Il ricordo della propria finitezza quaggiù è rimasta la lezione educativa con il più alto tasso di sincerità, col minimo rischio d’illusione. Aiuta a tenere bene in mente il nostro passato – le cose ricevute, quelle fatte, quel pezzo della nostra storia già scritta -, preservandoci dal rischio di imbarcarci su un treno del quale, magari, si conosce a malapena l’orario ma non la destinazione. Saliti perché era una moda salire, perché ci hanno invitato a farlo, perché tanti stavano salendo. Non conoscevo per nulla la storia del capitano Astori, non sapevo nemmeno chi fosse: pensandoci, però, ho capito che la conoscevo così bene quella storia – «Memento mori», quante volte ho incrociato la forza d’urto di questa frase – d’essermela scordata, con piena capacità di intendere e di volere. Immaginare il proprio futuro scansando il passato è azione temeraria tra le più ammaliatrici. È anche destinazione tra le più tragiche: un quasi-suicidio, un salto nel vuoto.

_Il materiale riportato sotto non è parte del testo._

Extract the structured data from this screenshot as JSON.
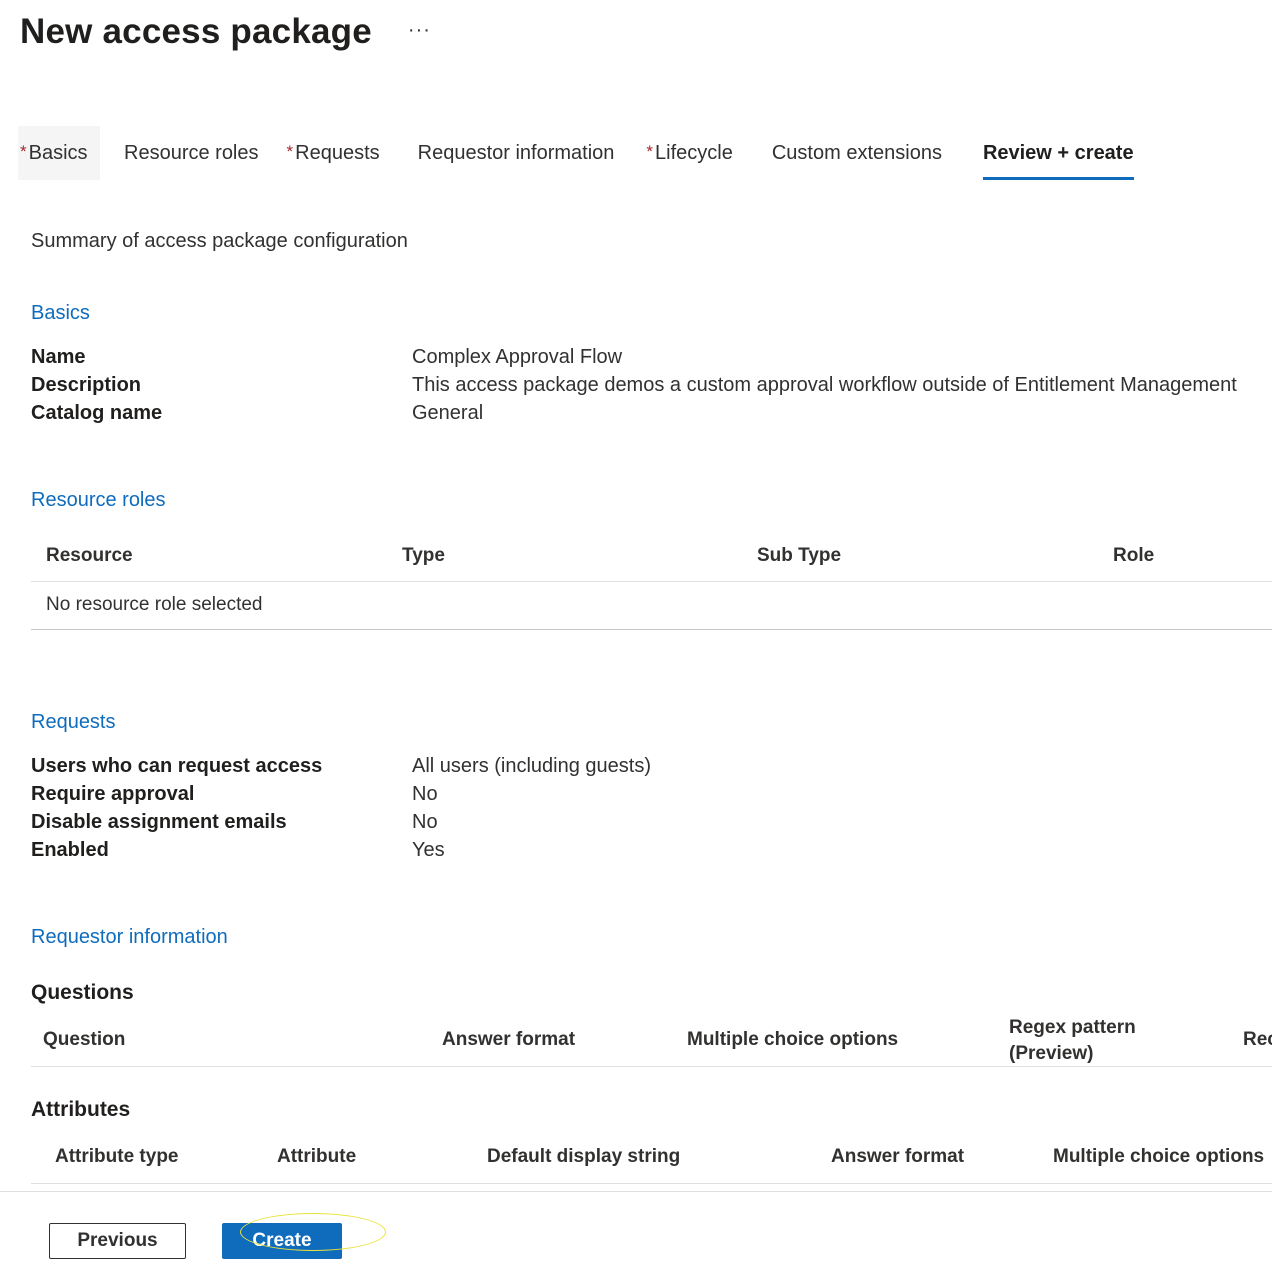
{
  "header": {
    "title": "New access package",
    "more_label": "···"
  },
  "tabs": [
    {
      "label": "Basics",
      "required": "*"
    },
    {
      "label": "Resource roles",
      "required": ""
    },
    {
      "label": "Requests",
      "required": "*"
    },
    {
      "label": "Requestor information",
      "required": ""
    },
    {
      "label": "Lifecycle",
      "required": "*"
    },
    {
      "label": "Custom extensions",
      "required": ""
    },
    {
      "label": "Review + create",
      "required": ""
    }
  ],
  "summary": "Summary of access package configuration",
  "basics": {
    "title": "Basics",
    "rows": [
      {
        "key": "Name",
        "value": "Complex Approval Flow"
      },
      {
        "key": "Description",
        "value": "This access package demos a custom approval workflow outside of Entitlement Management"
      },
      {
        "key": "Catalog name",
        "value": "General"
      }
    ]
  },
  "resource_roles": {
    "title": "Resource roles",
    "columns": [
      "Resource",
      "Type",
      "Sub Type",
      "Role"
    ],
    "empty_text": "No resource role selected"
  },
  "requests": {
    "title": "Requests",
    "rows": [
      {
        "key": "Users who can request access",
        "value": "All users (including guests)"
      },
      {
        "key": "Require approval",
        "value": "No"
      },
      {
        "key": "Disable assignment emails",
        "value": "No"
      },
      {
        "key": "Enabled",
        "value": "Yes"
      }
    ]
  },
  "requestor_information": {
    "title": "Requestor information",
    "questions": {
      "heading": "Questions",
      "columns": [
        "Question",
        "Answer format",
        "Multiple choice options",
        "Regex pattern",
        "(Preview)",
        "Rec"
      ]
    },
    "attributes": {
      "heading": "Attributes",
      "columns": [
        "Attribute type",
        "Attribute",
        "Default display string",
        "Answer format",
        "Multiple choice options"
      ]
    }
  },
  "footer": {
    "previous_label": "Previous",
    "create_label": "Create"
  },
  "colors": {
    "accent": "#0f6cbd",
    "required": "#a4262c",
    "highlight": "#e8e23a"
  }
}
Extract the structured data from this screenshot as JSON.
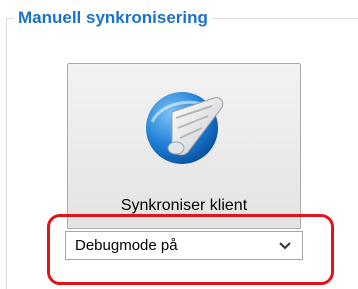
{
  "group": {
    "title": "Manuell synkronisering"
  },
  "sync_button": {
    "label": "Synkroniser klient",
    "icon": "sync-scroll-globe-icon"
  },
  "debug_select": {
    "selected": "Debugmode på",
    "icon": "chevron-down-icon"
  },
  "colors": {
    "title_blue": "#1a73c8",
    "highlight_red": "#e0141a",
    "icon_blue": "#1e7fd6"
  }
}
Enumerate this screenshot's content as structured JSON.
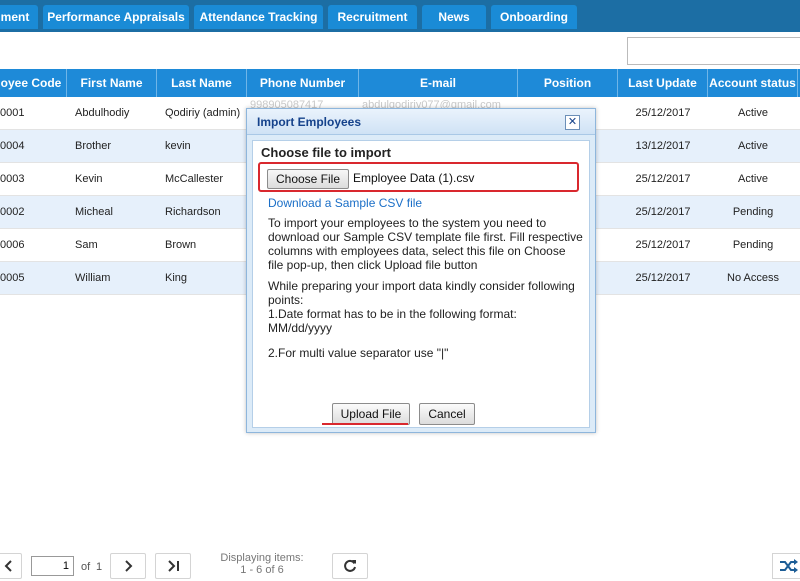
{
  "tabs": [
    {
      "label": "ment"
    },
    {
      "label": "Performance Appraisals"
    },
    {
      "label": "Attendance Tracking"
    },
    {
      "label": "Recruitment"
    },
    {
      "label": "News"
    },
    {
      "label": "Onboarding"
    }
  ],
  "table": {
    "headers": [
      "oyee Code",
      "First Name",
      "Last Name",
      "Phone Number",
      "E-mail",
      "Position",
      "Last Update",
      "Account status"
    ],
    "rows": [
      {
        "code": "0001",
        "first": "Abdulhodiy",
        "last": "Qodiriy (admin)",
        "phone": "998905087417",
        "email": "abdulqodiriy077@gmail.com",
        "update": "25/12/2017",
        "status": "Active"
      },
      {
        "code": "0004",
        "first": "Brother",
        "last": "kevin",
        "update": "13/12/2017",
        "status": "Active"
      },
      {
        "code": "0003",
        "first": "Kevin",
        "last": "McCallester",
        "update": "25/12/2017",
        "status": "Active"
      },
      {
        "code": "0002",
        "first": "Micheal",
        "last": "Richardson",
        "update": "25/12/2017",
        "status": "Pending"
      },
      {
        "code": "0006",
        "first": "Sam",
        "last": "Brown",
        "update": "25/12/2017",
        "status": "Pending"
      },
      {
        "code": "0005",
        "first": "William",
        "last": "King",
        "update": "25/12/2017",
        "status": "No Access"
      }
    ]
  },
  "pager": {
    "page": "1",
    "of_label": "of",
    "total_pages": "1",
    "display_label": "Displaying items:",
    "display_range": "1 - 6 of 6"
  },
  "modal": {
    "title": "Import Employees",
    "close_glyph": "✕",
    "heading": "Choose file to import",
    "choose_button": "Choose File",
    "file_name": "Employee Data (1).csv",
    "sample_link": "Download a Sample CSV file",
    "info_1": "To import your employees to the system you need to download our Sample CSV template file first. Fill respective columns with employees data, select this file on Choose file pop-up, then click Upload file button",
    "info_2": "While preparing your import data kindly consider following points:",
    "info_3": "1.Date format has to be in the following format: MM/dd/yyyy",
    "info_4": "2.For multi value separator use \"|\"",
    "upload_button": "Upload File",
    "cancel_button": "Cancel"
  },
  "colors": {
    "accent": "#1e8ad8",
    "highlight": "#d9282e",
    "link": "#1b6fc7"
  }
}
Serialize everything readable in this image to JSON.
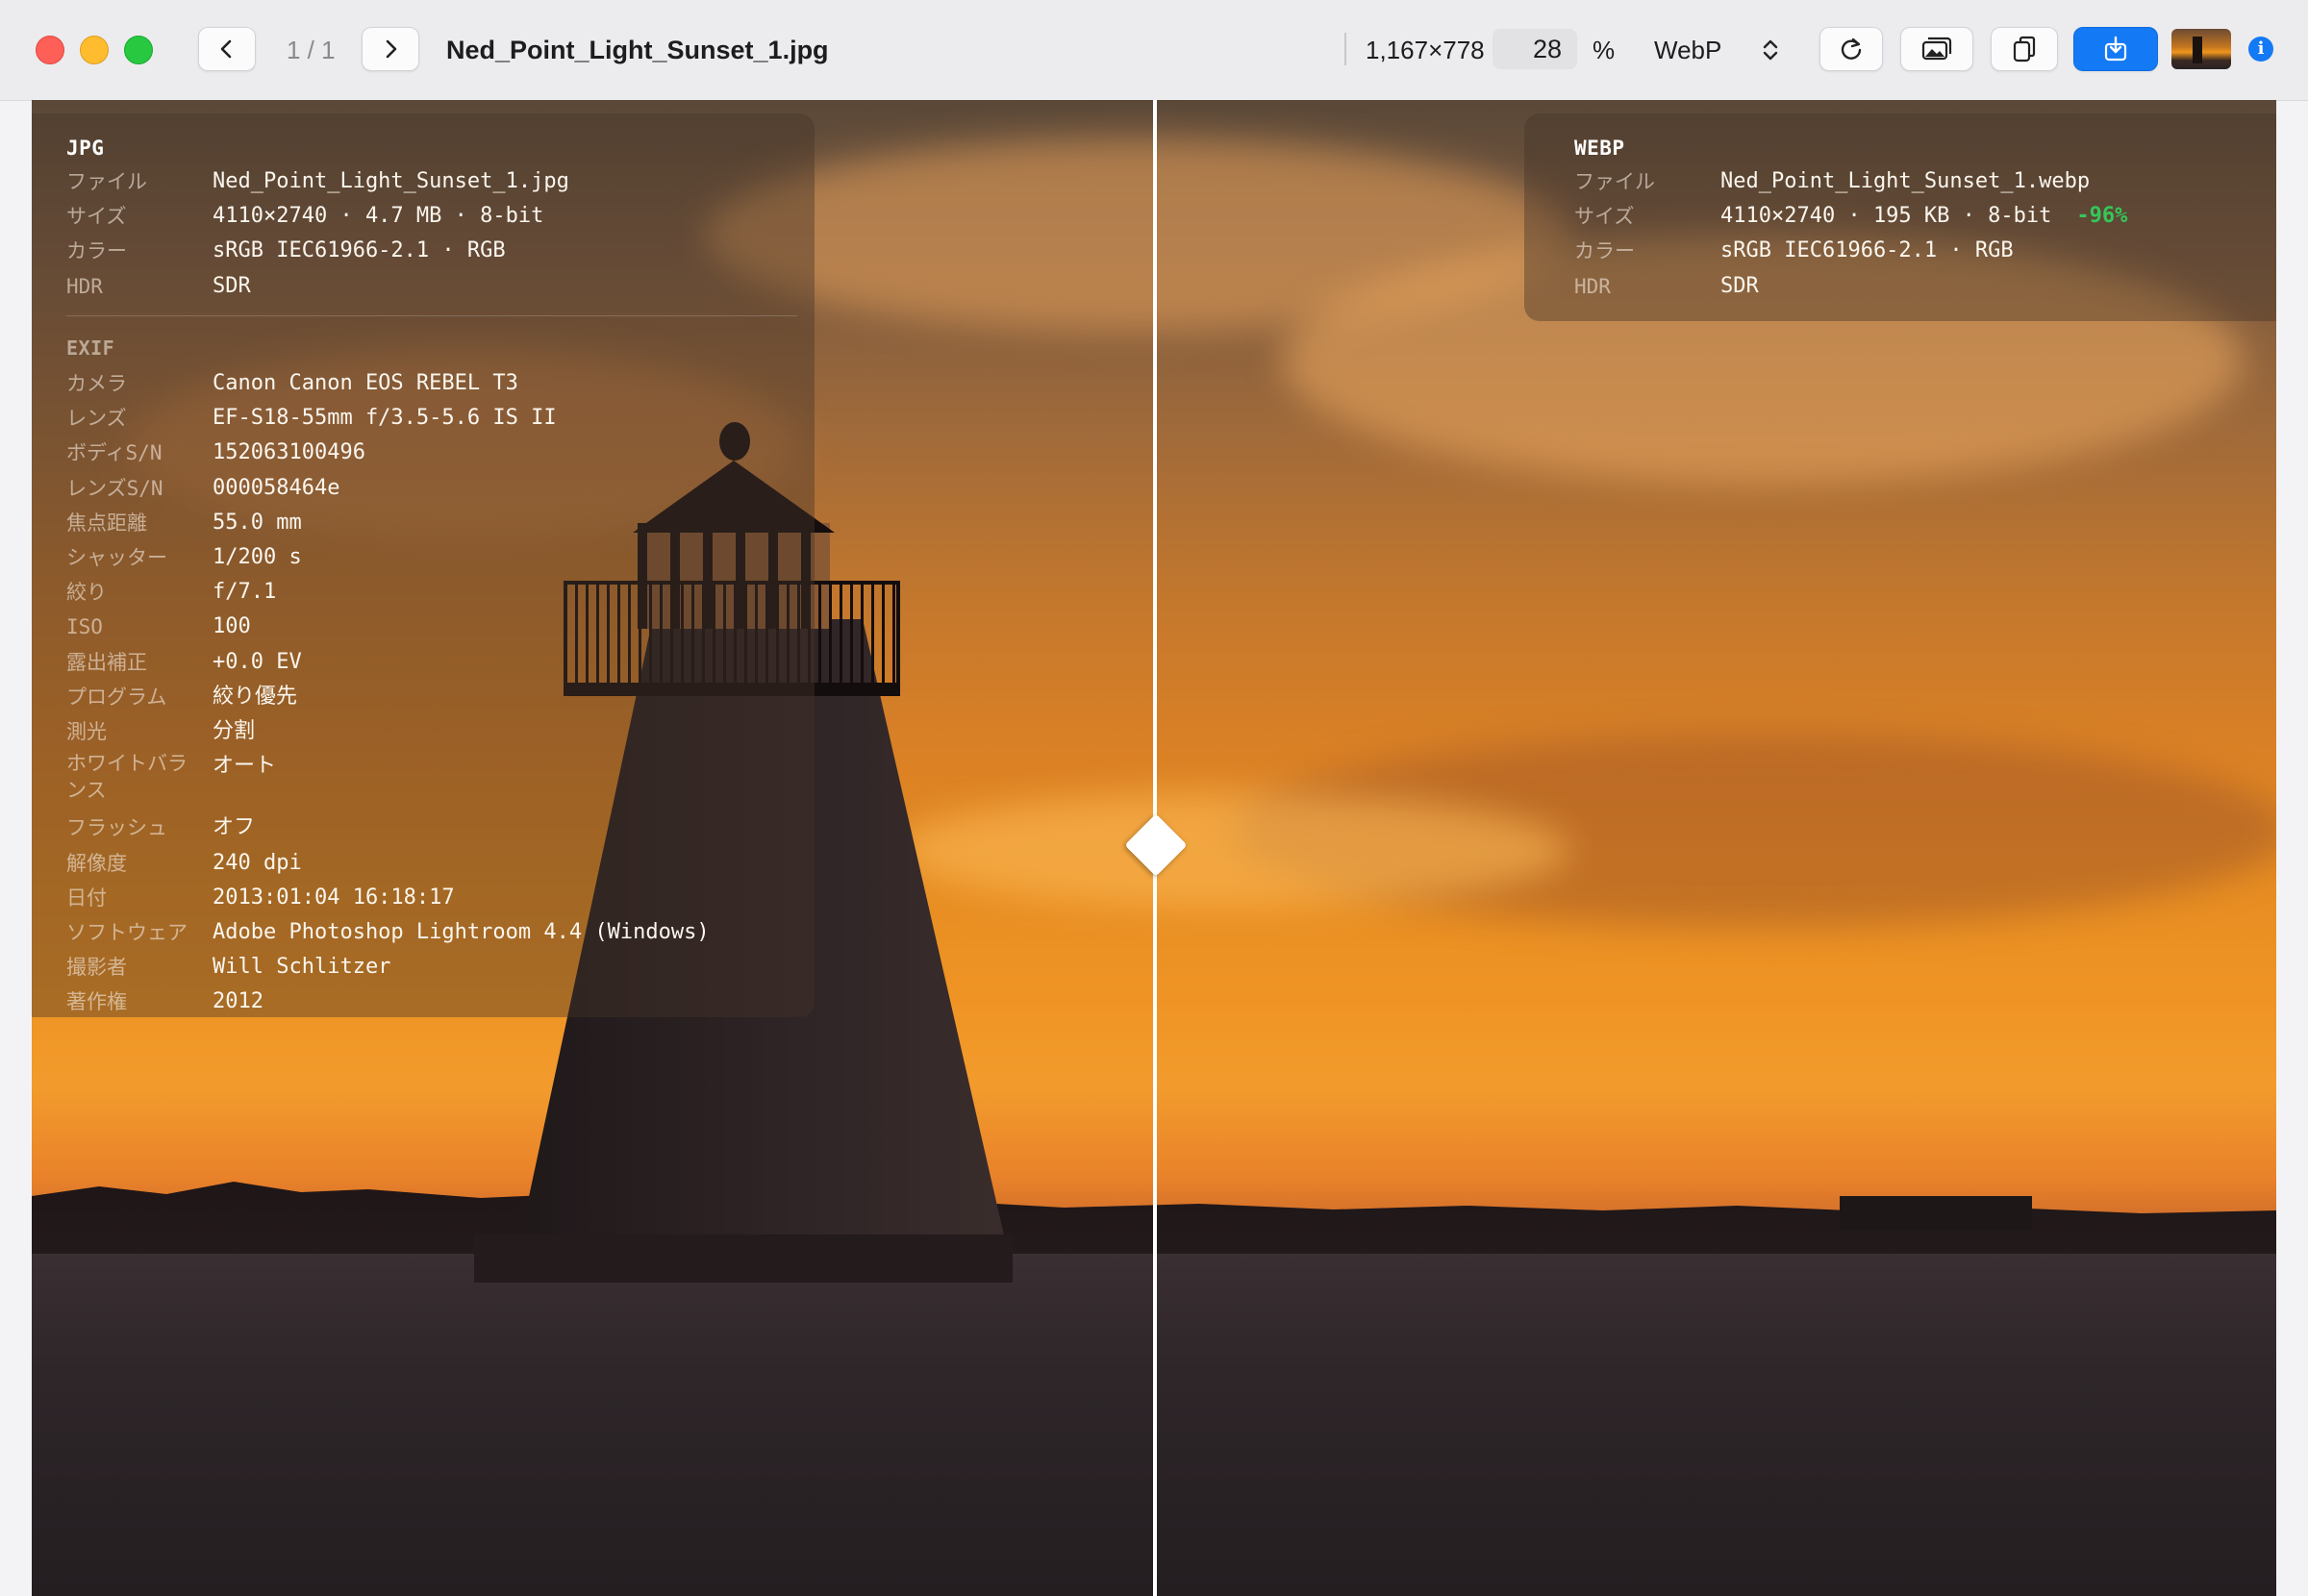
{
  "window": {
    "title": "Ned_Point_Light_Sunset_1.jpg",
    "counter": "1 / 1",
    "dimensions": "1,167×778",
    "zoom_value": "28",
    "zoom_unit": "%",
    "format": "WebP"
  },
  "toolbar_icons": {
    "prev": "chevron-left-icon",
    "next": "chevron-right-icon",
    "format_stepper": "chevron-updown-icon",
    "rotate": "rotate-icon",
    "gallery": "photos-icon",
    "copy": "copy-icon",
    "export": "download-icon",
    "info": "info-icon"
  },
  "colors": {
    "accent": "#1479f5",
    "delta_positive": "#34c759",
    "close": "#fe5f57",
    "minimize": "#febc2e",
    "maximize": "#28c840"
  },
  "left_panel": {
    "header": "JPG",
    "rows": [
      {
        "label": "ファイル",
        "value": "Ned_Point_Light_Sunset_1.jpg"
      },
      {
        "label": "サイズ",
        "value": "4110×2740 · 4.7 MB · 8-bit"
      },
      {
        "label": "カラー",
        "value": "sRGB IEC61966-2.1 · RGB"
      },
      {
        "label": "HDR",
        "value": "SDR"
      }
    ],
    "exif_header": "EXIF",
    "exif": [
      {
        "label": "カメラ",
        "value": "Canon Canon EOS REBEL T3"
      },
      {
        "label": "レンズ",
        "value": "EF-S18-55mm f/3.5-5.6 IS II"
      },
      {
        "label": "ボディS/N",
        "value": "152063100496"
      },
      {
        "label": "レンズS/N",
        "value": "000058464e"
      },
      {
        "label": "焦点距離",
        "value": "55.0 mm"
      },
      {
        "label": "シャッター",
        "value": "1/200 s"
      },
      {
        "label": "絞り",
        "value": "f/7.1"
      },
      {
        "label": "ISO",
        "value": "100"
      },
      {
        "label": "露出補正",
        "value": "+0.0 EV"
      },
      {
        "label": "プログラム",
        "value": "絞り優先"
      },
      {
        "label": "測光",
        "value": "分割"
      },
      {
        "label": "ホワイトバランス",
        "value": "オート"
      },
      {
        "label": "フラッシュ",
        "value": "オフ"
      },
      {
        "label": "解像度",
        "value": "240 dpi"
      },
      {
        "label": "日付",
        "value": "2013:01:04 16:18:17"
      },
      {
        "label": "ソフトウェア",
        "value": "Adobe Photoshop Lightroom 4.4 (Windows)"
      },
      {
        "label": "撮影者",
        "value": "Will Schlitzer"
      },
      {
        "label": "著作権",
        "value": "2012"
      }
    ]
  },
  "right_panel": {
    "header": "WEBP",
    "rows": [
      {
        "label": "ファイル",
        "value": "Ned_Point_Light_Sunset_1.webp"
      },
      {
        "label": "サイズ",
        "value": "4110×2740 · 195 KB · 8-bit",
        "delta": "-96%"
      },
      {
        "label": "カラー",
        "value": "sRGB IEC61966-2.1 · RGB"
      },
      {
        "label": "HDR",
        "value": "SDR"
      }
    ]
  }
}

Negli stessi giorni, il Papa ha rilanciato la «24 ore per il Signore»: un giorno intero di invito alla confessione. Per fare memoria di chi siamo stati: peccatori ai quali Dio usa clemenza, accreditando giorni-in-più. Non conoscerne il numero è aiuto a non pensarli infiniti. A non fare conti sul futuro senza l’oste del passato.